Before I hang our ornaments, I want to make/find a fitting garland for Pinkie. I'm headed to Goodwill tomorrow with Karen and hopefully will find some inspiration. And perhaps some milk glass. A woman can never have enough milk glass.

Here's a final shot, pre-trimming. There's nothing like posting a photo of your living room to remind you that the ongoing de-cluttering attempts have perhaps not gone far enough. My mantle is hosting quite a few parties up there, of which (thankfully) you can only see 10% here.

I'll be back at you tomorrow night with my Goodwill finds. And, with any luck, Pinkie will be sporting some dandy trimmings.



  1. Not that I'm competing, but I'll bet I can outdo Mario in the expletive department when it comes to putting lights on a tree.

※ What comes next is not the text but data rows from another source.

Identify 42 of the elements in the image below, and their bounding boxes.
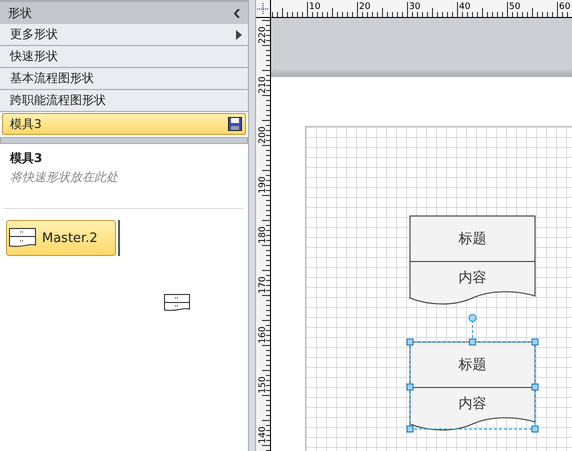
ruler-label: 190 (258, 176, 268, 194)
ruler-label: 220 (258, 26, 268, 44)
shape-content: 内容 (458, 396, 486, 412)
ruler-label: 20 (359, 2, 370, 12)
shapes-menu-item[interactable]: 跨职能流程图形状 (0, 90, 248, 112)
ruler-label: 30 (409, 2, 420, 12)
menu-item-label: 模具3 (10, 116, 42, 132)
shapes-menu-item[interactable]: 快速形状 (0, 46, 248, 68)
menu-item-label: 更多形状 (10, 26, 58, 43)
ruler-label: 200 (258, 126, 268, 144)
document-shape-icon (164, 294, 190, 312)
menu-item-label: 基本流程图形状 (10, 70, 94, 87)
chevron-left-icon[interactable] (234, 8, 240, 18)
ruler-label: 50 (509, 2, 520, 12)
ruler-label: 210 (258, 76, 268, 94)
document-shape[interactable]: 标题 内容 (410, 342, 536, 430)
menu-item-label: 快速形状 (10, 48, 58, 65)
panel-title: 形状 (8, 4, 32, 22)
document-shape-icon (9, 228, 36, 248)
shape-content: 内容 (458, 270, 486, 286)
document-shape[interactable]: 标题 内容 (410, 216, 536, 304)
save-icon[interactable] (228, 117, 242, 131)
master-shape-item[interactable]: Master.2 (6, 220, 116, 256)
ruler-label: 60 (559, 2, 570, 12)
ruler-label: 160 (258, 326, 268, 344)
stencil-title: 模具3 (10, 150, 44, 167)
crosshair-icon (257, 2, 269, 14)
shapes-menu-item[interactable]: 模具3 (2, 113, 246, 135)
ruler-label: 140 (258, 426, 268, 444)
stencil-hint: 将快速形状放在此处 (10, 169, 119, 186)
ruler-label: 170 (258, 276, 268, 294)
shape-title: 标题 (458, 357, 486, 373)
shapes-menu-item[interactable]: 基本流程图形状 (0, 68, 248, 90)
submenu-arrow-icon (236, 30, 242, 40)
ruler-label: 40 (459, 2, 470, 12)
shapes-menu-item[interactable]: 更多形状 (0, 24, 248, 46)
ruler-label: 10 (309, 2, 320, 12)
ruler-label: 180 (258, 226, 268, 244)
menu-item-label: 跨职能流程图形状 (10, 92, 106, 109)
shape-title: 标题 (458, 231, 486, 247)
ruler-label: 150 (258, 376, 268, 394)
selection-handles[interactable] (406, 314, 538, 432)
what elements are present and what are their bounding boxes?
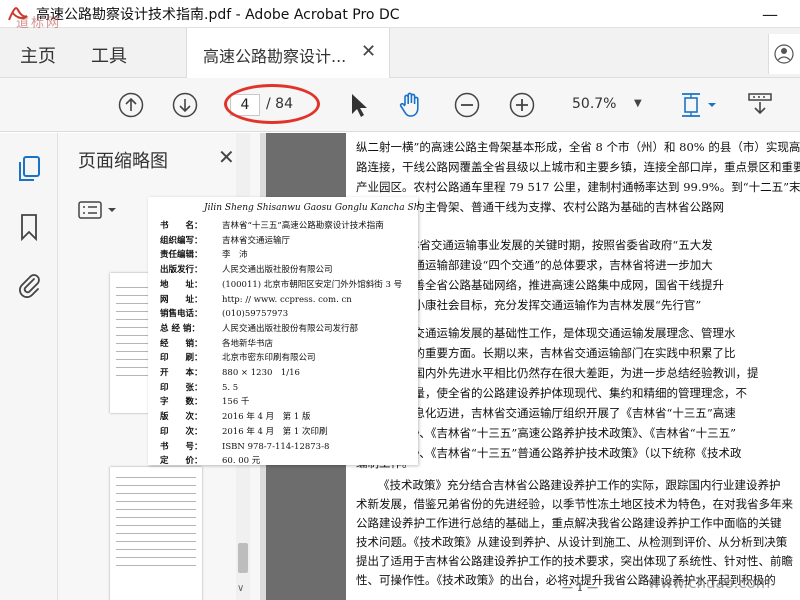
copyright-row-key: 地 址： (160, 279, 203, 290)
copyright-row: 印 刷： 北京市密东印刷有限公司 (160, 351, 316, 363)
copyright-row: 网 址： http: // www. ccpress. com. cn (160, 293, 352, 305)
copyright-row-value: 吉林省“十三五”高速公路勘察设计技术指南 (222, 221, 384, 231)
copyright-row-value: 2016 年 4 月 第 1 版 (222, 412, 311, 423)
copyright-row: 书 名： 吉林省“十三五”高速公路勘察设计技术指南 (160, 219, 384, 231)
document-text-line: 产业园区。农村公路通车里程 79 517 公里，建制村通畅率达到 99.9%。到… (356, 180, 800, 194)
account-logo-icon[interactable] (768, 34, 800, 74)
copyright-row-key: 书 名： (160, 221, 203, 231)
thumbnails-title: 页面缩略图 (78, 151, 168, 172)
scroll-tool-icon[interactable] (746, 91, 774, 119)
page-thumbnails-icon[interactable] (16, 155, 42, 183)
copyright-row-value: 人民交通出版社股份有限公司 (222, 265, 333, 276)
copyright-row-key: 开 本： (160, 368, 203, 378)
attachment-icon[interactable] (16, 270, 42, 298)
page-thumbnail[interactable] (110, 467, 202, 600)
copyright-row: 出版发行： 人民交通出版社股份有限公司 (160, 263, 333, 275)
document-text-line: 公路建设养护工作进行总结的基础上，重点解决我省公路建设养护工作中面临的关键 (356, 516, 782, 530)
pinyin-title: Jilin Sheng Shisanwu Gaosu Gonglu Kancha… (204, 203, 418, 213)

And, I'm sure BH&G just writes about doing it right without doing it right. Whatever you did, it worked. LOVE IT! It's even more magnificent than it was in the window--and pinker(?)!

  2. Thanks, Bonnie! And yeah, it definitely does look pinker in the apartment! Just goes to show how little natural light I get in here...

    I'll be leaving it up for January, of course, so let's plan a day trip for you and the ladies...Lunch and tea at Loeb House, and dessert at the apartment!

  3. That tree is one of the mos tamazing things I have seen in my life. Seriously.